A study of ITP from the UK general practice database including 1,070 adult patients diagnosed with ITP concluded there was a higher risk of venous and arterial thrombosis with a reported hazard ratio (HR) of 1.58 (95% CI: 1.01 - 2.48) and 1.43 (95% CI: 1.02 - 2.02), respectively [14]. In another large-scale study completed in 2014, Yousef et al reviewed insurance claims submitted from a large-scale private insurance company from 2007 to 2010. A total of 2,772 patients held the diagnosis of ITP. Patients were followed for a period of 4 years and adjusted HR for VTE was calculated. HRs were 5.50, 4.49, 2.95, 1.29, 0.57, and 0.25 at 90 days, 120 days, 1 year, 2 years, 3 years, and 4 years, respectively. The same analysis was completed for AIHA. Again, the HR for VTE was significantly elevated in this cohort and even higher than the ITP subgroup [15]. Many additional studies over the past several decades have confirmed these findings and have provided similar conclusions.

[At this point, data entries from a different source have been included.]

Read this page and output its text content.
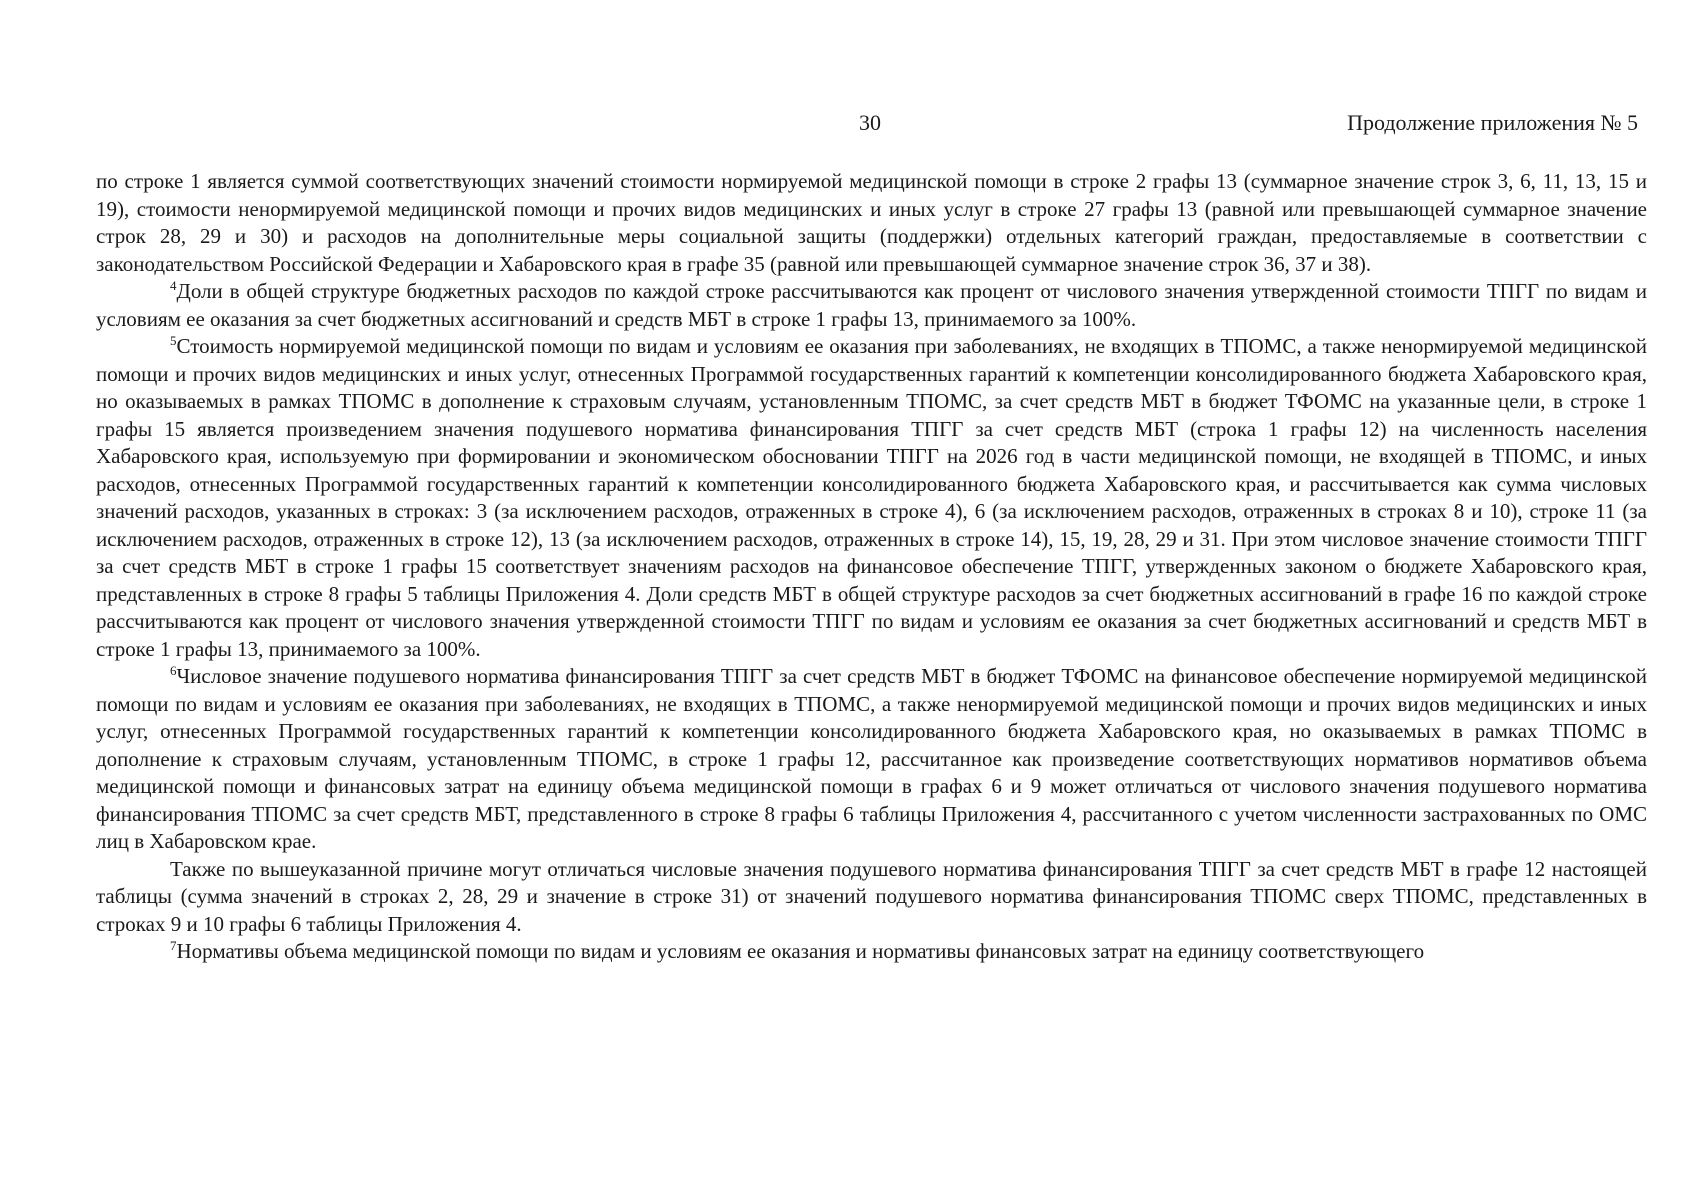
30	Продолжение приложения № 5

по строке 1 является суммой соответствующих значений стоимости нормируемой медицинской помощи в строке 2 графы 13 (суммарное значение строк 3, 6, 11, 13, 15 и 19), стоимости ненормируемой медицинской помощи и прочих видов медицинских и иных услуг в строке 27 графы 13 (равной или превышающей суммарное значение строк 28, 29 и 30) и расходов на дополнительные меры социальной защиты (поддержки) отдельных категорий граждан, предоставляемые в соответствии с законодательством Российской Федерации и Хабаровского края в графе 35 (равной или превышающей суммарное значение строк 36, 37 и 38).

$^4$Доли в общей структуре бюджетных расходов по каждой строке рассчитываются как процент от числового значения утвержденной стоимости ТПГГ по видам и условиям ее оказания за счет бюджетных ассигнований и средств МБТ в строке 1 графы 13, принимаемого за 100%.

$^5$Стоимость нормируемой медицинской помощи по видам и условиям ее оказания при заболеваниях, не входящих в ТПОМС, а также ненормируемой медицинской помощи и прочих видов медицинских и иных услуг, отнесенных Программой государственных гарантий к компетенции консолидированного бюджета Хабаровского края, но оказываемых в рамках ТПОМС в дополнение к страховым случаям, установленным ТПОМС, за счет средств МБТ в бюджет ТФОМС на указанные цели, в строке 1 графы 15 является произведением значения подушевого норматива финансирования ТПГГ за счет средств МБТ (строка 1 графы 12) на численность населения Хабаровского края, используемую при формировании и экономическом обосновании ТПГГ на 2026 год в части медицинской помощи, не входящей в ТПОМС, и иных расходов, отнесенных Программой государственных гарантий к компетенции консолидированного бюджета Хабаровского края, и рассчитывается как сумма числовых значений расходов, указанных в строках: 3 (за исключением расходов, отраженных в строке 4), 6 (за исключением расходов, отраженных в строках 8 и 10), строке 11 (за исключением расходов, отраженных в строке 12), 13 (за исключением расходов, отраженных в строке 14), 15, 19, 28, 29 и 31. При этом числовое значение стоимости ТПГГ за счет средств МБТ в строке 1 графы 15 соответствует значениям расходов на финансовое обеспечение ТПГГ, утвержденных законом о бюджете Хабаровского края, представленных в строке 8 графы 5 таблицы Приложения 4. Доли средств МБТ в общей структуре расходов за счет бюджетных ассигнований в графе 16 по каждой строке рассчитываются как процент от числового значения утвержденной стоимости ТПГГ по видам и условиям ее оказания за счет бюджетных ассигнований и средств МБТ в строке 1 графы 13, принимаемого за 100%.

$^6$Числовое значение подушевого норматива финансирования ТПГГ за счет средств МБТ в бюджет ТФОМС на финансовое обеспечение нормируемой медицинской помощи по видам и условиям ее оказания при заболеваниях, не входящих в ТПОМС, а также ненормируемой медицинской помощи и прочих видов медицинских и иных услуг, отнесенных Программой государственных гарантий к компетенции консолидированного бюджета Хабаровского края, но оказываемых в рамках ТПОМС в дополнение к страховым случаям, установленным ТПОМС, в строке 1 графы 12, рассчитанное как произведение соответствующих нормативов нормативов объема медицинской помощи и финансовых затрат на единицу объема медицинской помощи в графах 6 и 9 может отличаться от числового значения подушевого норматива финансирования ТПОМС за счет средств МБТ, представленного в строке 8 графы 6 таблицы Приложения 4, рассчитанного с учетом численности застрахованных по ОМС лиц в Хабаровском крае.

Также по вышеуказанной причине могут отличаться числовые значения подушевого норматива финансирования ТПГГ за счет средств МБТ в графе 12 настоящей таблицы (сумма значений в строках 2, 28, 29 и значение в строке 31) от значений подушевого норматива финансирования ТПОМС сверх ТПОМС, представленных в строках 9 и 10 графы 6 таблицы Приложения 4.

$^7$Нормативы объема медицинской помощи по видам и условиям ее оказания и нормативы финансовых затрат на единицу соответствующего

The pathogenesis of thrombosis in ES and its related disorders remain poorly defined, but several mechanisms have been proposed. Pro-inflammatory cytokines, cell-derived microparticles, and direct endothelial injury caused by platelet and RBC-directed surface antibodies are all believed to contribute to the pathogenesis and increased risk of thrombosis in ITP and AIHA. Beyond these mechanisms, treatment directed towards AIHA , ITP and ES adds to the thrombotic risk. Higher rates of thrombosis have been linked with the use of oral steroids, IVIG, thrombopoientin-receptor agonists (TPO-R), and splenectomy.

Among these patients, it is not uncommon to find additional risk factors to be present (“second-hit”). Many patients will have systemic diseases present such as SLE or lymphoproliferative disorders. A detectable level of APLAs is often found in patients with ES and ITP. Additionally, coagulation cascade disorders and prothrombin gene mutations have been linked in medical literature.

In our case, despite a history of ES, anemia was interpreted as a consequence of bleeding due to ITP rather than an AIHA process. This assumption by treating clinicians is not infrequent and can lead to incorrect diagnoses and treatment that may result in serious complications, as illustrated above. In addition, presence of APLAs, LA, and possibility of an underlying May Thurner’s syndrome supports the “second-hit” hypothesis that has been described to significantly increase the risk for VTE in such patients [6]. Although screenings for APLA, genetic mutations, and anatomical abnormalities are not recommended for risk stratification, the proper workup of anemia when present should not be overlooked in patients presenting with thrombocytopenia and should be evaluated for an underlying AIHA. Despite the evidence of heightened prothrombotic state in patients with ES (ITP + AIHA), there are no established guidelines for thromboprophylaxis. Studies have suggested that presence of LA in patients with AIHA are at significantly higher risk for VTE and some institutions have adopted LA as a predictive marker for risk stratification to recommend an appropriate anticoagulation. In addition given the rarity of ES, treating physicians may lack the understanding of the underlying pathophysiological factors contributing to a heightened prothrombotic risk. These factors may result in inadequate thromboprophylactic treatment leaving these patients vulnerable to a thrombotic event. We hope that our case report will trigger further investigation to identify core clinical and laboratory findings that will help in stratification of patients with diagnosis of ES for risk of VTE.

Conflicts of Interest

All authors have no conflicts of interest to disclose.